Study Finds Spiral Galaxies Are Bigger Than Previously Thought
Posted on June 29, 2013
A new University of Colorado Boulder study has found that spiral galaxies are larger and more massive than previously believes. A NASA image of the M74 Galaxy is pictured above. Hubble has a picture galaxy of M74 here.
CU-Boulder Professor John Stocke, the leader of the study, said in a release that new observations with Hubble's Cosmic Origins Spectrograph (COS) show that normal spiral galaxies are surrounded by halos of gas that can extend to over 1 million light-years in diameter. The current estimated diameter of the Milky Way is about 100,000 light-years. The material for galaxy halos detected by the CU-Boulder team was originally ejected from galaxies by exploding stars known as supernovae.
Stocke says, "This gas is stored and then recycled through an extended galaxy halo, falling back onto the galaxies to reinvigorate a new generation of star formation.
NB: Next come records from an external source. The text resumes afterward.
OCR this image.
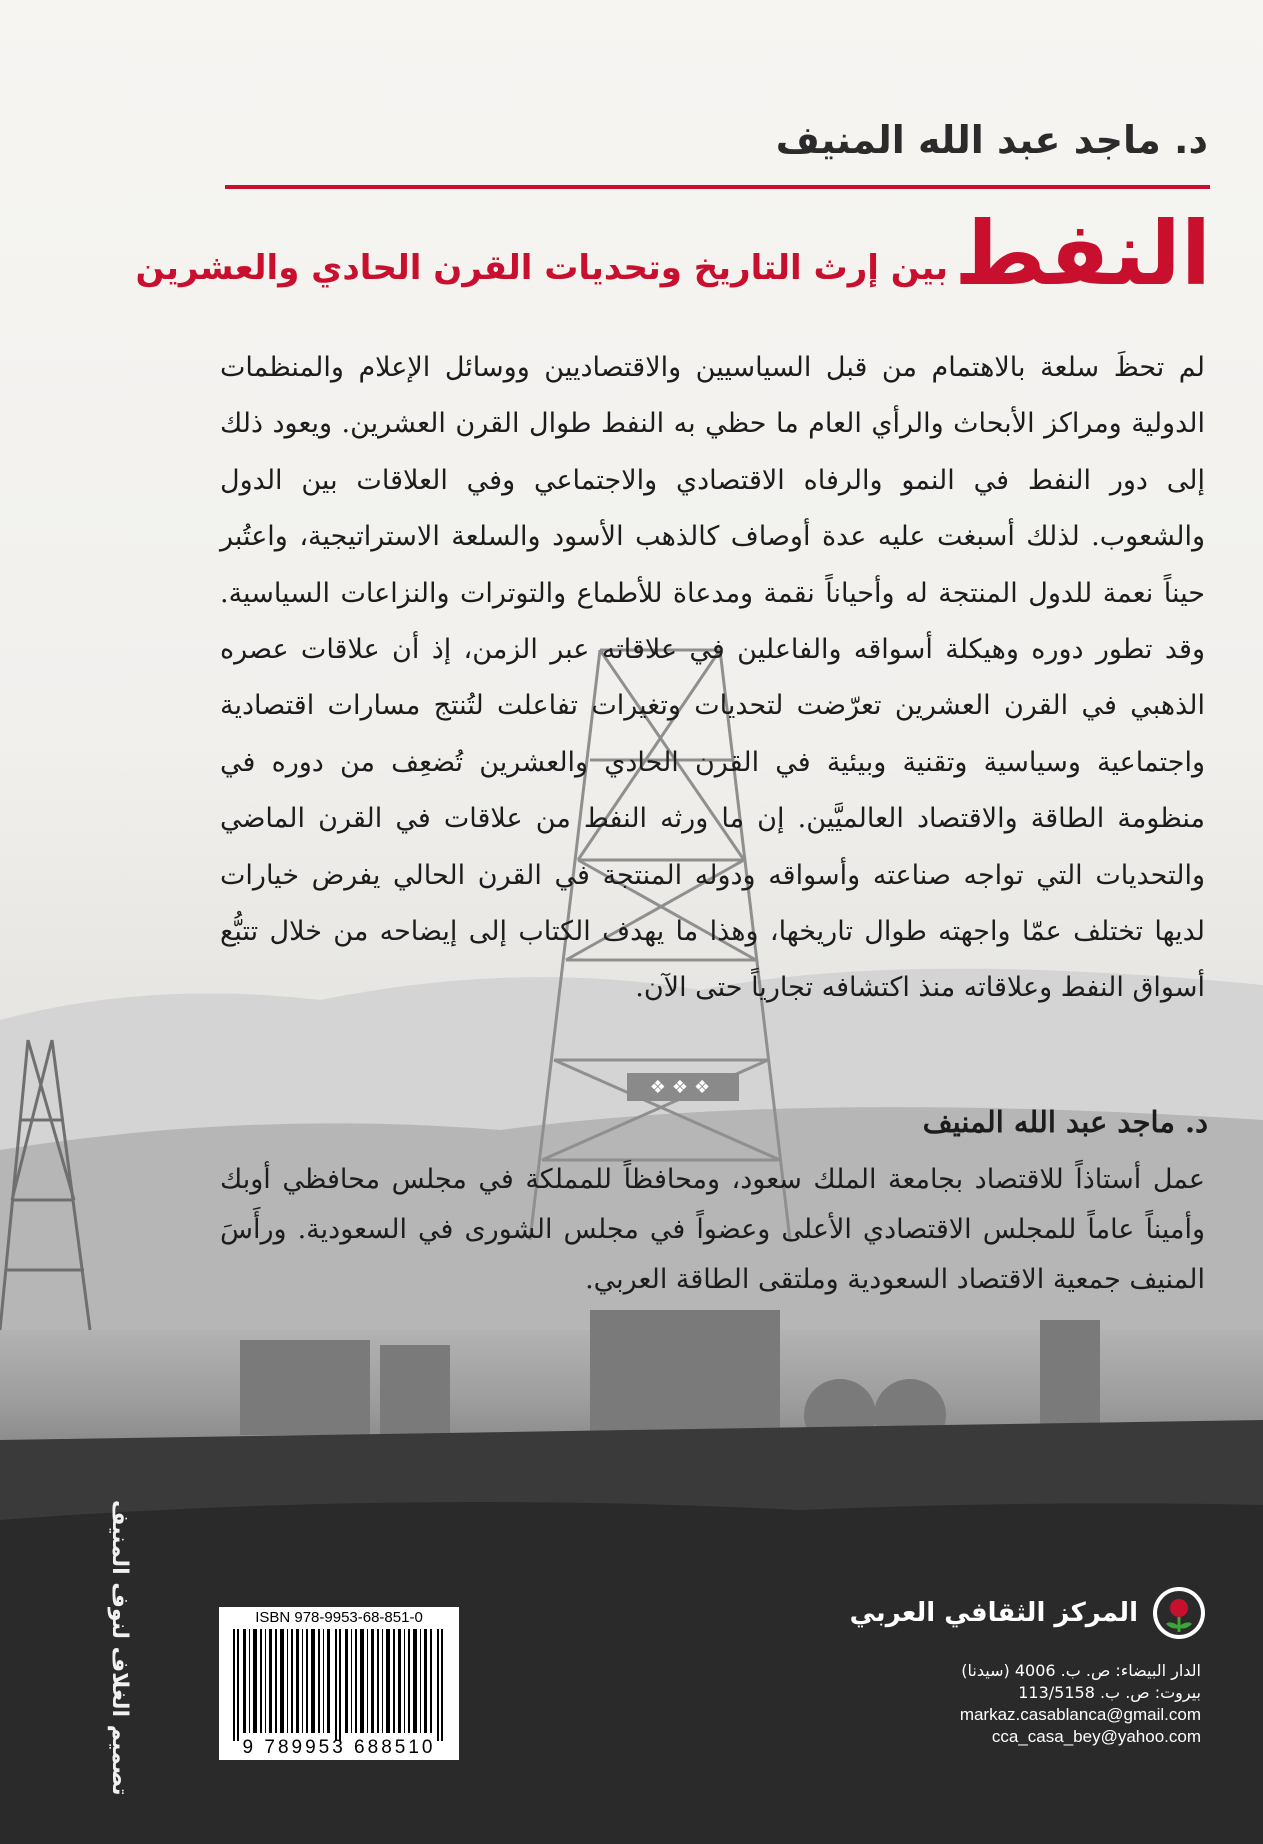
د. ماجد عبد الله المنيف
النفط
بين إرث التاريخ وتحديات القرن الحادي والعشرين
لم تحظَ سلعة بالاهتمام من قبل السياسيين والاقتصاديين ووسائل الإعلام والمنظمات الدولية ومراكز الأبحاث والرأي العام ما حظي به النفط طوال القرن العشرين. ويعود ذلك إلى دور النفط في النمو والرفاه الاقتصادي والاجتماعي وفي العلاقات بين الدول والشعوب. لذلك أسبغت عليه عدة أوصاف كالذهب الأسود والسلعة الاستراتيجية، واعتُبر حيناً نعمة للدول المنتجة له وأحياناً نقمة ومدعاة للأطماع والتوترات والنزاعات السياسية. وقد تطور دوره وهيكلة أسواقه والفاعلين في علاقاته عبر الزمن، إذ أن علاقات عصره الذهبي في القرن العشرين تعرّضت لتحديات وتغيرات تفاعلت لتُنتج مسارات اقتصادية واجتماعية وسياسية وتقنية وبيئية في القرن الحادي والعشرين تُضعِف من دوره في منظومة الطاقة والاقتصاد العالميَّين. إن ما ورثه النفط من علاقات في القرن الماضي والتحديات التي تواجه صناعته وأسواقه ودوله المنتجة في القرن الحالي يفرض خيارات لديها تختلف عمّا واجهته طوال تاريخها، وهذا ما يهدف الكتاب إلى إيضاحه من خلال تتبُّع أسواق النفط وعلاقاته منذ اكتشافه تجارياً حتى الآن.
❖❖❖
د. ماجد عبد الله المنيف
عمل أستاذاً للاقتصاد بجامعة الملك سعود، ومحافظاً للمملكة في مجلس محافظي أوبك وأميناً عاماً للمجلس الاقتصادي الأعلى وعضواً في مجلس الشورى في السعودية. ورأَسَ المنيف جمعية الاقتصاد السعودية وملتقى الطاقة العربي.
تصميم الغلاف لنوف المنيف	ISBN 978-9953-68-851-0
9 789953 688510
المركز الثقافي العربي
الدار البيضاء: ص. ب. 4006 (سيدنا)
بيروت: ص. ب. 113/5158
markaz.casablanca@gmail.com
cca_casa_bey@yahoo.com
In many ways this is the 'missing link' in galaxy evolution that we need to understand in detail in order to have a complete picture of the process."
The research team used distant quasars -- the swirling centers of supermassive black holes -- as "flashlights" to track ultraviolet light as it passed through the extended gas halos of foreground galaxies.
Stocke says, "This gas is way too diffuse to allow its detection by direct imaging, so spectroscopy is the way to go."